Europe’s Stock Markets
Europe’s Stock Markets are struggling to add to recent gains Thursday, as a new round of business surveys suggest that the region’s manufacturing sector is still struggling to emerge from the slowdown of the last six months.
At 04:00 AM ET (0800 GMT), the benchmark Euro Stoxx 600 was down 1.12 points, or 0.3% at 388.46. The U.K. FTSE 100 and Germany’s Dax index were both also down 0.3%, while Italy’s FTSE MIB was the biggest loser, slipping 0.8% after the country’s central bank warned that its budget deficit is likely to be much wider than agreed with the EU in the next couple of years.
Flash readings of purchasing manager indexes for French and German manufacturing both fell short of expectations in April, although Germany’s did rise for the first time in nine months. Meanwhile, the equivalent French index fell surprisingly, with new orders continuing to decline. In both countries, readings from the services sector continued to be much better, with Germany’s reaching a six-month high.

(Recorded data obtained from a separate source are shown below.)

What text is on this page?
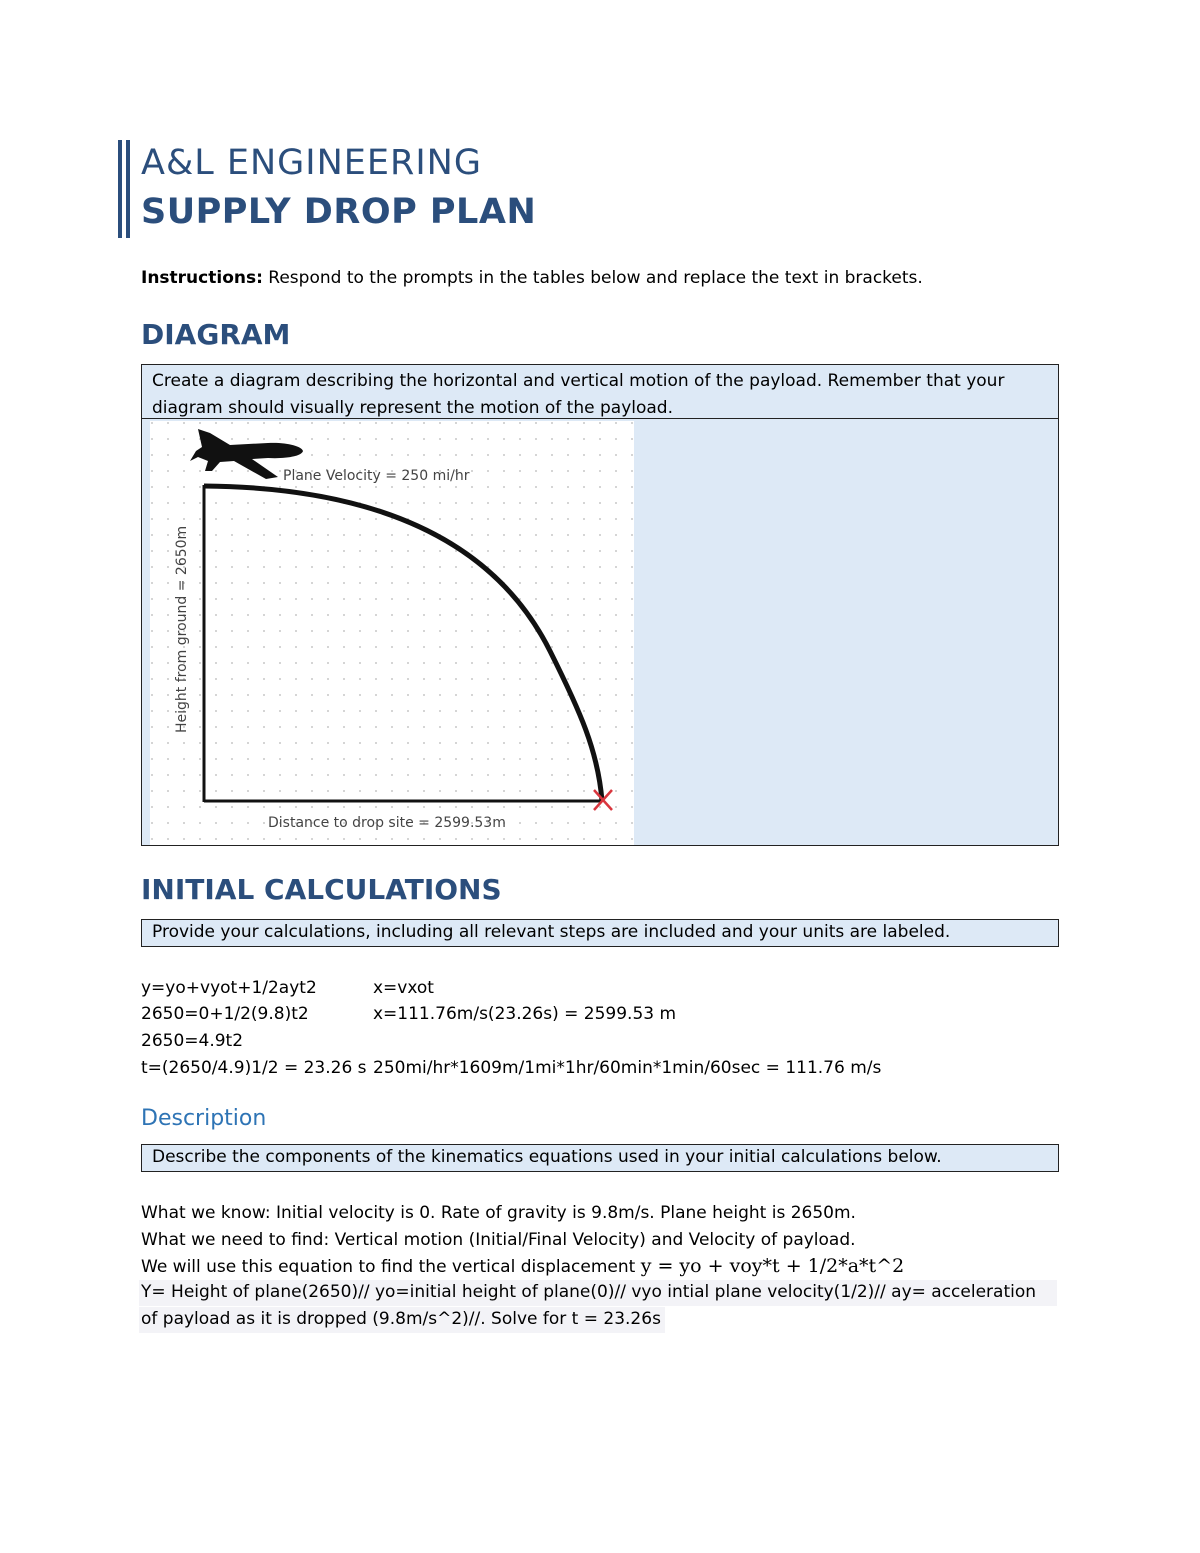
A&L ENGINEERING
SUPPLY DROP PLAN
Instructions: Respond to the prompts in the tables below and replace the text in brackets.
DIAGRAM
Create a diagram describing the horizontal and vertical motion of the payload. Remember that your diagram should visually represent the motion of the payload.
Plane Velocity = 250 mi/hr
Height from ground = 2650m
Distance to drop site = 2599.53m
INITIAL CALCULATIONS
Provide your calculations, including all relevant steps are included and your units are labeled.
y=yo+vyot+1/2ayt2
2650=0+1/2(9.8)t2
2650=4.9t2
t=(2650/4.9)1/2 = 23.26 s
x=vxot
x=111.76m/s(23.26s) = 2599.53 m
250mi/hr*1609m/1mi*1hr/60min*1min/60sec = 111.76 m/s
Description
Describe the components of the kinematics equations used in your initial calculations below.
What we know: Initial velocity is 0. Rate of gravity is 9.8m/s. Plane height is 2650m.
What we need to find: Vertical motion (Initial/Final Velocity) and Velocity of payload.
We will use this equation to find the vertical displacement y = yo + voy*t + 1/2*a*t^2
Y= Height of plane(2650)// yo=initial height of plane(0)// vyo intial plane velocity(1/2)// ay= acceleration
of payload as it is dropped (9.8m/s^2)//. Solve for t = 23.26s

“German manufacturing and service sectors are currently living in two different worlds,” said Nordea Markets analyst Jan von Gerich. “While any rebound is welcome news, the outlook for German manufacturing still looks horrible.”
The macro data have overshadowed a couple of impressive quarterly reports from consumer giants Nestle (SIX:NESN) and Unilever (LON:ULVR).
The Swiss giant has hit a new all-time high, continuing the tear it’s been on since the start of the year. Organic sales growth hit 3.4% in the first quarter, well ahead of the 2.8% consensus forecast, thanks not least to its baby food and pet food operations. The group is also advancing its reviews of its skin-care and processed meat operations, raising hopes that it will raise more cash for shareholders through disposals in the coming year.
Nestlé’s great Anglo-Dutch rival Unilever released figures that weren’t quite as convincing.
Organic sales rose only 3.1%, adjusted for M&A activity, and 1.9 percentage points of that was due to price increases rather than sales volume.
The company still managed to increase its dividend by 6%, however, and chief executive Alain Jope said that its acquisitions over the last three years – which aim to ensure that the company stays abreast of changing consumer tastes – collectively grew by “double-digits”.
Jope also forecast that sales would be “in the lower half” of its target range of 3%-5% for the whole of 2019.